As long as man has been dabbling in agriculture, rotating cover crops has been recognized as an important part of the process. Why rotate cover crops? It promotes better soil texture and drainage, nutrient content and reduces pest and disease issues. Cover crop rotation is specific to the types of crops you are growing and the individual needs of the soil.
Why Rotate Cover Crops?
Cover crops impart their nutrients when tilled into the soil. Their root systems can loosen the earth and reduce compaction. Some plants, such as clover and legumes, fix nitrogen in the soil, which has been leached by heavy crops and irrigation. The rule, “right plant, right place” is very true with cover crops. Their individual attributes can enhance future crops through their soil contributions.
Almost any of the suggested cover crops will prove to enrich the soil, but knowing how to rotate cover crop plants will create an even more effective bio-diversity and tilth in soil. The addition of the organic matter is unmatched for increasing the structure of soil and support future crops.
Planting a cover crop after every harvest will ensure there is plenty of organic matter for the next harvested crop. It’s also a great way to keep down on weeds. Certain cover crops improve certain soil conditions. Knowing which ones provide which benefit can help you as you rotate in cover crops for soil health.
How to Rotate Cover Crop Plants
In a perfect world, every field and garden would have a year or two to lay fallow and replenish itself. Intercropping, crop rotation, cover crops and green manure are ways to manage the changes that constant planting can cause in soil. Rotation of cover crops is useful to introduce different aspects and benefits to soil.

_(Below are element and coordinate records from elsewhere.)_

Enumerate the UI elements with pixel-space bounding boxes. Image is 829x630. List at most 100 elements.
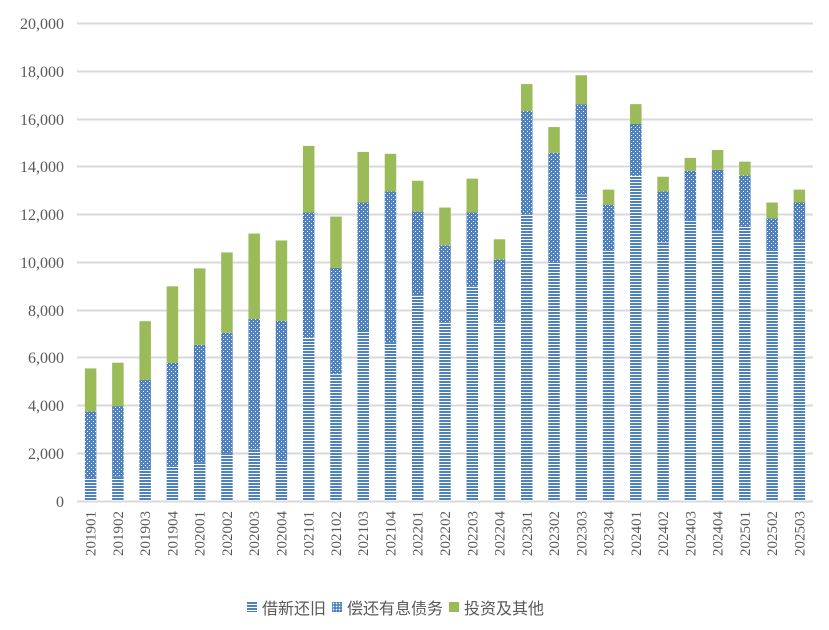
bar-segment-series-2 [766,202,778,219]
x-tick-label: 202204 [493,511,509,557]
x-tick-label: 201902 [111,511,127,556]
legend-item-investment-other[interactable]: 投资及其他 [449,595,544,619]
dots-swatch-icon [332,602,343,612]
x-tick-label: 202302 [547,511,563,556]
bar-segment-series-1 [411,211,424,296]
y-tick-label: 0 [56,494,64,511]
x-tick-label: 202503 [792,511,808,556]
bar-segment-series-0 [139,468,151,501]
bar-stack-202301 [521,84,533,501]
bar-segment-series-2 [630,104,642,124]
stacked-bar-chart: 0 2,000 4,000 6,000 8,000 10,000 12,000 14,000 1… [20,16,813,557]
bar-segment-series-1 [711,169,724,231]
legend-item-refinancing[interactable]: 借新还旧 [247,595,326,619]
bar-stack-202103 [357,151,369,501]
x-tick-label: 201901 [84,511,100,556]
bar-stack-202302 [548,127,560,501]
bar-segment-series-0 [684,219,697,501]
bar-stack-202002 [221,252,233,501]
bar-segment-series-0 [439,322,451,501]
bar-segment-series-0 [657,242,669,501]
bar-segment-series-1 [493,259,506,323]
bar-segment-series-1 [139,379,151,469]
x-tick-label: 202402 [656,511,672,556]
x-tick-label: 201903 [138,511,154,556]
bar-stack-202402 [657,176,669,501]
bar-segment-series-2 [575,75,588,105]
bar-segment-series-1 [330,267,342,375]
bar-segment-series-1 [684,170,697,220]
bar-stack-202204 [493,239,506,501]
bar-segment-series-0 [630,175,642,501]
bar-segment-series-1 [357,202,369,330]
bar-stack-202203 [466,178,479,501]
bar-stack-202503 [793,189,806,501]
bar-segment-series-2 [602,189,615,205]
bar-segment-series-2 [275,240,288,321]
bar-segment-series-2 [384,153,397,192]
x-tick-label: 201904 [165,511,181,557]
bar-segment-series-1 [521,111,533,215]
bar-segment-series-0 [357,329,369,501]
bar-stack-202304 [602,189,615,501]
bar-segment-series-2 [793,189,806,203]
x-tick-label: 202004 [274,511,290,557]
x-tick-label: 202303 [574,511,590,556]
y-tick-label: 10,000 [20,255,64,272]
bar-segment-series-0 [248,449,260,501]
x-tick-label: 202403 [683,511,699,556]
bar-segment-series-0 [275,460,288,501]
y-tick-label: 12,000 [20,207,64,224]
bar-segment-series-2 [439,207,451,246]
bar-segment-series-0 [548,261,560,501]
bar-segment-series-1 [602,204,615,251]
x-tick-label: 202001 [193,511,209,556]
bar-stack-202004 [275,240,288,501]
bar-segment-series-1 [248,319,260,450]
bar-segment-series-1 [193,344,206,463]
x-tick-label: 202104 [383,511,399,557]
bar-segment-series-1 [739,175,751,226]
bar-segment-series-2 [221,252,233,333]
bar-segment-series-0 [711,230,724,501]
x-tick-label: 202404 [711,511,727,557]
bar-segment-series-0 [384,342,397,501]
bar-segment-series-0 [521,214,533,501]
bar-stack-201904 [166,286,179,501]
bars [84,75,806,501]
bar-stack-202502 [766,202,778,501]
bar-segment-series-1 [575,104,588,195]
bar-segment-series-2 [466,178,479,213]
bar-segment-series-0 [493,322,506,501]
bar-segment-series-2 [493,239,506,260]
y-tick-label: 14,000 [20,159,64,176]
bar-segment-series-0 [793,239,806,501]
x-axis: 201901 201902 201903 201904 202001 202002 2020… [84,511,809,557]
bar-segment-series-0 [739,225,751,501]
bar-stack-202201 [411,180,424,501]
legend-label: 偿还有息债务 [347,599,444,618]
bar-segment-series-0 [193,462,206,501]
bar-stack-201903 [139,321,151,501]
bar-segment-series-0 [766,249,778,501]
bar-stack-201902 [112,362,124,501]
bar-segment-series-2 [330,216,342,268]
y-tick-label: 4,000 [28,398,64,415]
bar-segment-series-1 [439,245,451,323]
bar-stack-202003 [248,233,260,501]
y-tick-label: 6,000 [28,350,64,367]
x-tick-label: 202101 [302,511,318,556]
bar-segment-series-1 [548,152,560,262]
bar-segment-series-2 [193,268,206,345]
legend-item-debt-repayment[interactable]: 偿还有息债务 [332,595,443,619]
x-tick-label: 202003 [247,511,263,556]
bar-segment-series-2 [411,180,424,212]
bar-stack-202303 [575,75,588,501]
bar-segment-series-2 [248,233,260,320]
bar-segment-series-0 [112,476,124,501]
bar-segment-series-0 [330,374,342,501]
legend-label: 投资及其他 [464,599,545,618]
legend-label: 借新还旧 [262,599,327,618]
bar-stack-202403 [684,157,697,501]
bar-segment-series-1 [112,406,124,477]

Soils heavily depleted of nitrogen benefit from legumes. Traditionally, they follow spring crops or are planted just before a fall crop. Those that need increased organic matter for percolation and tilth will need ryegrass, sorgum Sudan grass, alfalfa, or even buckwheat. Hairy vetch provides quickly accessed nitrogen due to its rapid growth and quick decomposition and it also adds texture to winter hardened soil.
Cover crops are planted after a heavy feeding crop has been harvested. Heavy feeders might include tomatoes, corn and potatoes.
Examples of Cover Crop Rotation
As long as you plant a variety of cover crops and practice crop rotation, your garden should be bountiful. The rule of thumb on general crop rotation is to separate plants in the same family by two years. For example, you cannot plant potatoes in one spot and then the next season plant tomatoes because it can invite diseases that affect those in the nightshade family.
Rotating cover crops into the planting season is done with the time of maturity of the crop in mind. It makes no sense to use hairy vetch, which is mature in spring, as a fall cover crop. Grains and grasses make excellent fall crops because they need longer to come to maturity. Spring plants like the hairy vetch will be available for summer crop nutrition needs, while the over-wintered cover crops are available for early spring plants.
Rotating cover crops into successively planted gardens is easy if you choose a short season item. Once spring lettuces are gone, sow some quick red clover and till it in before starting some fall veggies. Rotation of cover crops into the overall season planting agenda simply means taking a break for a little while to grow food for the soil.